Friday, March 03, 2017


“An impossible mind: the late Kenneth Arrow
The world has lost one of its great economists”
“…The abstractions won him the Nobel prize at the age of 51. (He remains the youngest winner and the most cited by others in their prize lectures.) He established the conditions under which prices might successfully co-ordinate production and exchange, eliminating shortages and surpluses. Adam Smith provided the best metaphor for this underappreciated feat: the “invisible hand”, guiding resources to their best uses. Ken Arrow and his co-author, Gérard Debreu, provided the best algebra.” …
Yes, Indeed. A great economist, known to every economist who has graduated since the 1960s, and no doubt for a few more generations to come.
However, to suggest that “Adam Smith provided the best metaphor for this under appreciated feat: the “invisible hand”, guiding resources to their best uses”, confuses the INVISIBLE with the VISIBLE.
All prices are visible and it is their visibility that accounts 100 per cent for their role.  Without visibile prices markets would not work.
So how is that Adam Smith use of the metaphor of “an invisible hand” is supposed to be about VISIBLE prices?
Markets disperse information about their individual but visible prices. Customers search among VISIBLE prices of their potential purchases.
It is the dispersal of market information about visible prices that leads suppliers and customers to make sale/purchase decisions.
Again, what does the ‘invisible hand’ do?
This is a case of matching a metaphor applied for one role to another role made up for what purpose?
Yet for Smith, the metaphor referred to something else in the case to which he applied it. 
Consider the merchant who was motivated privately to avoid foreign trade because he did not trust either the foreign merchants, nor their legal systems, of which he was unsure of their probity if things went wrong. His aversion to foreign trade had nothing to do with prices, which are always VISIBLE!
Therefore the merchant invested his capital domestically. In doing so he simultaneously and unintentionally added his capital to domestic investment and to the domestic economy in wages that he paid to his workmen and other domestic suppliers. Of which purchases all prices were VISIBLE to him. 
His investment was intentional. However, the beneficial consequences for the domestic economy were unintentional. That was Adam Smith’s point. That was the purpose of the metaphor of ‘an invisible hand’; the merchant’s hidden and private motives (we cannot see into the minds of others) had consequences of which he was unaware
Now this is fairly obvious and was meant to be so by Smith’s use of the metaphor of an invisible hand (incidently a metaphor that was widely used in 17th and 18th century Britain; Smith did not ‘coin’ it!).
How do we know? Because none of Smith’s contemporaries - including fellow professors, such as Dugald Stewart who taught Smith’s political economy from the Wealth of Nations at Edinburgh and knew Smith well - never mentioned the ‘invisible hand’ metaphor.  It was even in a paragraph he quoted, of which his lecture did not mention!
Moreover, none of the leading poliical economists who followed him into the 19th century, such as Ricardo, Bastiat, Mill and the others, mentioned his use of the ‘invisible hand ‘metaphor. This silence continued right up to the 1870s and only a trickle of others followed until Paul Samuelson in his Economics textbook in 1948.
The question arises: why not? 
I suspect because the point that Smith made in his singular mention of “an invisible hand’ is actually faily trivial and hardly worth mentioning: a merchant’s intentional act of domestic investment for his own gain, simultaneously adds to the total of domestic revenue and employment, as Smith says it would.
The point was so obvious it was not worth mentioning by the professors who taught political economics for near on 100 years after Smith's death!
The whole is the sum of its parts! 
It does not require mathematics to establish the point - simple arithmetic suffices.
But after Samuelson (another brilliant mathematician) in 1948-2010: Le Deluge!
Even the genius of Kenneth Arrow got caught up in the myths of the invisible hand, as did all the other, albeit lesser worthies, who joined in to link it to the the higher maths of the Welfare theorems, General Equilibrium and the rest. 

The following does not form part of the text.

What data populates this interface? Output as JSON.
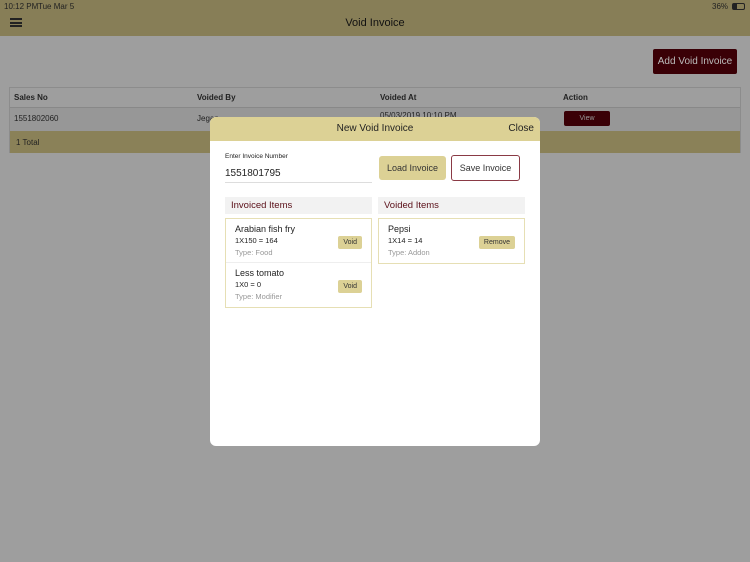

But thanks Professor Arrow for what you did for economics.


Blogger GLH said...

The other day I started reading Peshine Smith's book "A Manual of Political Economy" and if I understand the preface correctly he says that Adam Smith's followers, especially Malthus, distorted his work. Could you tell me if that is a correct understanding? If that is the case, then is a lot of what we hear about Adam Smith simply propaganda?